Just a decade, but I find myself experiencing almost-filial feelings of loss that remind me of my old dad’s departure over a decade ago.
Shortly before my father’s passing in 2008, I sat down with him and talked about things I’d long postponed. Then I read to him from an 1882 letter William James sent from abroad to his father on learning of the latter’s illness:
“Darling old Father,
…We have been so long accustomed to the hypothesis of your being taken away from us, especially during the past ten months, that the thought that this may be your last illness conveys no very sudden shock. You are old enough, you’ve given your message to the world in many ways and will not be forgotten; you are here left alone, and on the other side, let us hope and pray, dear, dear old Mother is waiting for you to join her. If you go, it will not be an inharmonious thing. Only, if you are still in possession of your normal consciousness, I should like to see you once again before we part… though we have often seemed at odds in the expression thereof, I’m sure there’s a harmony somewhere, and that our strivings will combine. What my debt to you is goes beyond all my power of estimating,—so early, so penetrating and so constant has been the influence… —As for the other side, and Mother, and our all possibly meeting, I can’t say anything. More than ever at this moment do I feel that if that were true, all would be solved and justified. And it comes strangely over me in bidding you good-bye how a life is but a day and expresses mainly but a single note. It is so much like the act of bidding an ordinary good-night. Good-night, my sacred old Father! If I don’t see you again—Farewell! a blessed farewell! Your WILLIAM.”

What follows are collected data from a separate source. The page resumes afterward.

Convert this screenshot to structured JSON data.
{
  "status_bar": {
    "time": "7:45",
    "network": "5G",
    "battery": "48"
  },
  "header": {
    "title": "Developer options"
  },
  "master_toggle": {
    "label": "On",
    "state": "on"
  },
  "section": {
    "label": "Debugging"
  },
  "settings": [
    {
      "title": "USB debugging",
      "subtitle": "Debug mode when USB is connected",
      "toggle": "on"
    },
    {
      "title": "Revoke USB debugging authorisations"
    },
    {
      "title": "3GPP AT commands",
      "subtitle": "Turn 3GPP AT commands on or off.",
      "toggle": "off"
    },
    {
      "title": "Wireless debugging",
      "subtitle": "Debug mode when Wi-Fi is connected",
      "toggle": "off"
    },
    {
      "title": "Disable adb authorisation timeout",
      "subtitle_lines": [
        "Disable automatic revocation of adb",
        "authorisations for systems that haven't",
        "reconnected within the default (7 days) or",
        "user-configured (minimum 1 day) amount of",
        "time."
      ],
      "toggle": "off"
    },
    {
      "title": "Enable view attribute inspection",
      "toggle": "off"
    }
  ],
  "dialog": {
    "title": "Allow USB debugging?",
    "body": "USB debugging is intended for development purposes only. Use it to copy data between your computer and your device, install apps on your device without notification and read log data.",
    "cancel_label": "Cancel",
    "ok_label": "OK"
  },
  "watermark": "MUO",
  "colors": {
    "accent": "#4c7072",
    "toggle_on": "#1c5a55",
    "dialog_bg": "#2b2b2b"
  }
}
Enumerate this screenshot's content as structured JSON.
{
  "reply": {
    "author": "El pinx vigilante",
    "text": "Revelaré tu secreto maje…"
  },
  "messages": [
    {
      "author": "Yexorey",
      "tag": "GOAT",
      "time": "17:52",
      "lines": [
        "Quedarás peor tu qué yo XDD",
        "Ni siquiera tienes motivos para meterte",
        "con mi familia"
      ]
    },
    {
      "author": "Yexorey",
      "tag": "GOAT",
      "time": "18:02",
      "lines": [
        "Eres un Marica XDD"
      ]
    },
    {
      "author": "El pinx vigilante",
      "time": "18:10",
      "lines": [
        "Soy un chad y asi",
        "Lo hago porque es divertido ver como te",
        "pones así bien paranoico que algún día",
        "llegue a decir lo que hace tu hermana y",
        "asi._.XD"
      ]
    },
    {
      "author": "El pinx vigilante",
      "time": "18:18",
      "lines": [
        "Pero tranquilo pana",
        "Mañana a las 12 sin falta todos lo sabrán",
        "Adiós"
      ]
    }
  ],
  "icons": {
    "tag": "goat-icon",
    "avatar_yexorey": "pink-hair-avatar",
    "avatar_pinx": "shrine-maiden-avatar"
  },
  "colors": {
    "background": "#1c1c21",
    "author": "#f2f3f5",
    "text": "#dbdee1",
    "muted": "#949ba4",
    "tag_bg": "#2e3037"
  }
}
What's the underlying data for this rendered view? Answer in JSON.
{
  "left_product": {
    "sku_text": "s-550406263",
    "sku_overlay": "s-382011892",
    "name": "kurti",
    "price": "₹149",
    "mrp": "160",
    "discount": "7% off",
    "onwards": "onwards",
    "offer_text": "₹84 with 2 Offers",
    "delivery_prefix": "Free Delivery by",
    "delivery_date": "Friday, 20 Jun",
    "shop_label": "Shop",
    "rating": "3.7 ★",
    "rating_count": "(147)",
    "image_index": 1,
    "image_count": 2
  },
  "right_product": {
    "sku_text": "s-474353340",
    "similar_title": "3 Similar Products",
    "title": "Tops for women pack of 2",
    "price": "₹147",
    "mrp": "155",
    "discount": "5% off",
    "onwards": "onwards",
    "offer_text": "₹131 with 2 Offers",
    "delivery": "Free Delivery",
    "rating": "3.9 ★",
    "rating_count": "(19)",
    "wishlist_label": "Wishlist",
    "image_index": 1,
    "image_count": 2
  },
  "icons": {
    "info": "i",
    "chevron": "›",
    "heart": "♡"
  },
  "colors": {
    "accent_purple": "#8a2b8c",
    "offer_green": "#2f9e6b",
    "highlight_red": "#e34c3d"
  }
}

Don got his message out, I think. And the best case for dreaming of “the other side” I can think of is the prospect of talking to him again. But like my own dad, Don’s going to be with me for the rest of my life.
Our last communication:
Donald Enss
Sun, Feb 14, 1:12 PM (10 days ago)
to me
Dear Dr. Oliver,
Happy Birthday!
Don
Phil Oliver
Sun, Feb 14, 2:11 PM (10 days ago)
to Donald
Thank you, Don. You’ve inspired me to make the most of the years ahead.
And I’m not the only one.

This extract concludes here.